A inflação, definitivamente, é um tema de grande ressonância na sociedade brasileira. Hoje, por exemplo, ao voltar do Rio de barca para Niterói, pude conversar com alguns amigos. Em tempos normais só o que me perguntam é qual o melhor investimento, se devem aplicar na bolsa ou em renda fixa. Em tempos de declarações estapafúrdias do ministro da economia, a inflação virou o tema da travessia de cerca de 20 minutos. A pergunta residiu sobre o coitado do tomate, tido de tempos em tempos como o "vilão" da inflação brasileira. Como expliquei para eles, a própria definição de inflação já inocenta o fruto.
Antes de mais nada, inflação é um aumento persistente, generalizado e assincrônico de preços. Destaque, nesse aspecto, para o termo em negrito. O Índice Nacional de Preços ao Consumidor Amplo (IPCA) é composto atualmente por 373 bens e serviços. Eventualmente, um ou outro item dessa lista pode sofrer um aumento anormal, provocado por evento atípico. Foi o caso, por exemplo, do tomate e da batata inglesa em março, com elevações respectivas de 32,85% e 35,05%. A contribuição somada desses dois itens para o índice mensal foi de 16%. Alto, mas de rápida dissipação, dado que o ciclo de produção desses bens é curto.
A alta desses e de outros alimentos está sendo causada pela estiagem do verão brasileiro e da alta de algumas commodities no mercado externo. Dada a defasagem, só agora percebe-se o efeito nos índices ao consumidor. O problema, entretanto, não é o comportamento de alguns preços, mas da média dos bens e serviços ao longo do tempo.

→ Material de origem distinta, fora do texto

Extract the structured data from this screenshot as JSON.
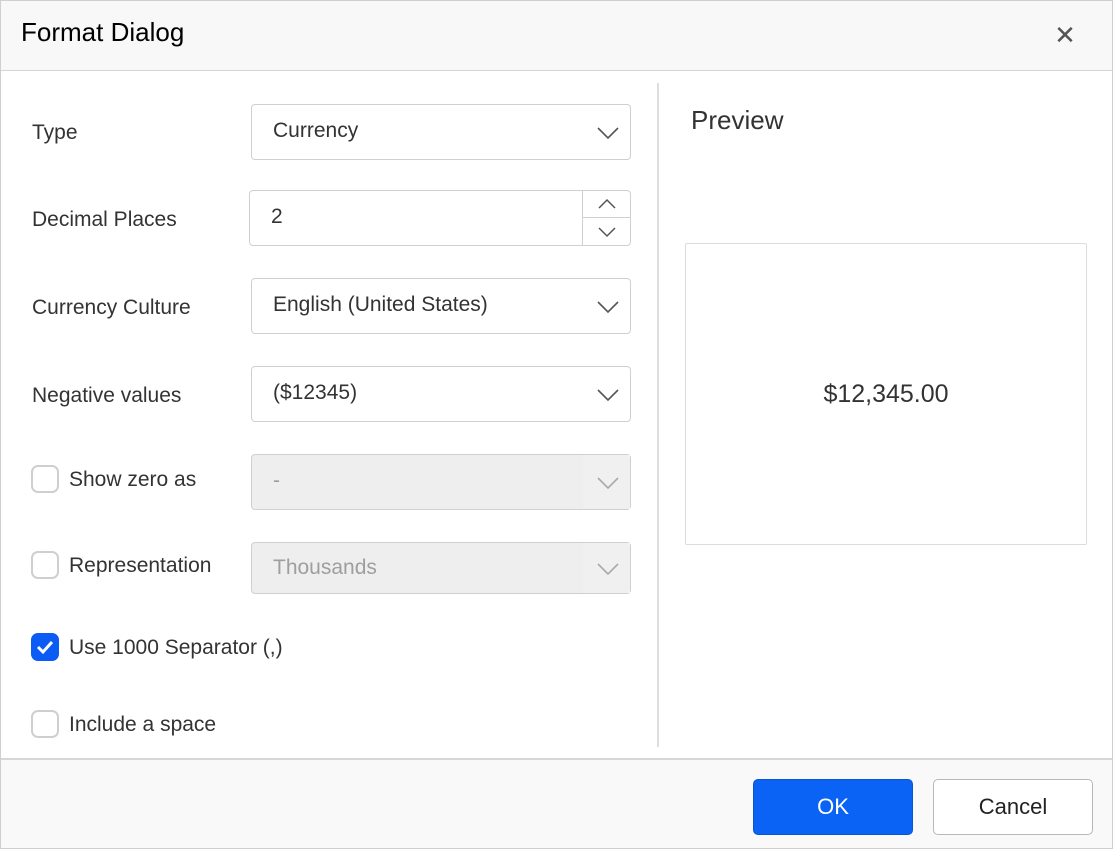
{
  "dialog": {
    "title": "Format Dialog",
    "close_icon": "close-icon"
  },
  "form": {
    "type": {
      "label": "Type",
      "value": "Currency"
    },
    "decimal_places": {
      "label": "Decimal Places",
      "value": "2"
    },
    "currency_culture": {
      "label": "Currency Culture",
      "value": "English (United States)"
    },
    "negative_values": {
      "label": "Negative values",
      "value": "($12345)"
    },
    "show_zero_as": {
      "label": "Show zero as",
      "value": "-",
      "checked": false,
      "disabled": true
    },
    "representation": {
      "label": "Representation",
      "value": "Thousands",
      "checked": false,
      "disabled": true
    },
    "use_separator": {
      "label": "Use 1000 Separator (,)",
      "checked": true
    },
    "include_space": {
      "label": "Include a space",
      "checked": false
    }
  },
  "preview": {
    "title": "Preview",
    "value": "$12,345.00"
  },
  "footer": {
    "ok_label": "OK",
    "cancel_label": "Cancel"
  },
  "colors": {
    "accent": "#0b63f6"
  }
}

Para colocar esse aspecto em relevo, os economistas costumam trabalhar com núcleos de inflação, que excluem altas e reduções muito atípicas, bem como excluem preços que geram maior volatilidade no índice cheio, como alimentos.
O Brasil possui cinco medidas de núcleos. Para não ser acusado de privilegiar essa ou aquela medida, o gráfico acima ilustra o comportamento da média desses núcleos. Como se percebe no círculo em destaque, em março do ano passado a média foi de 6,14%, enquanto em março desse ano foi de 6,45%. Em outros termos, acaso retiremos pressões adversas e localizadas em alguns preços, ainda assim, a média dos núcleos é maior do que o próprio índice cheio, que esteve em 6,15% em março. Isto se explica porque os chamados preços monitorados têm se mantido muito aquém da média histórica, dada a interferência do governo no controle direto desses produtos.
Em assim sendo, leitor, me parece não apenas equivocado, mas de uma sordidez extrema a declaração oficial de que a inflação atual é fruto apenas de choques localizados, que logo se dissiparão. A inflação, medida pelos núcleos, têm se mantido muito acima da meta ao longo de vários períodos. É justamente por isso que a expectativa média do mercado encontra-se igualmente acima do centro da meta. E assim ficará até que a política econômica volte a ser séria. E o tomate, coitado, nada tem a ver com isso.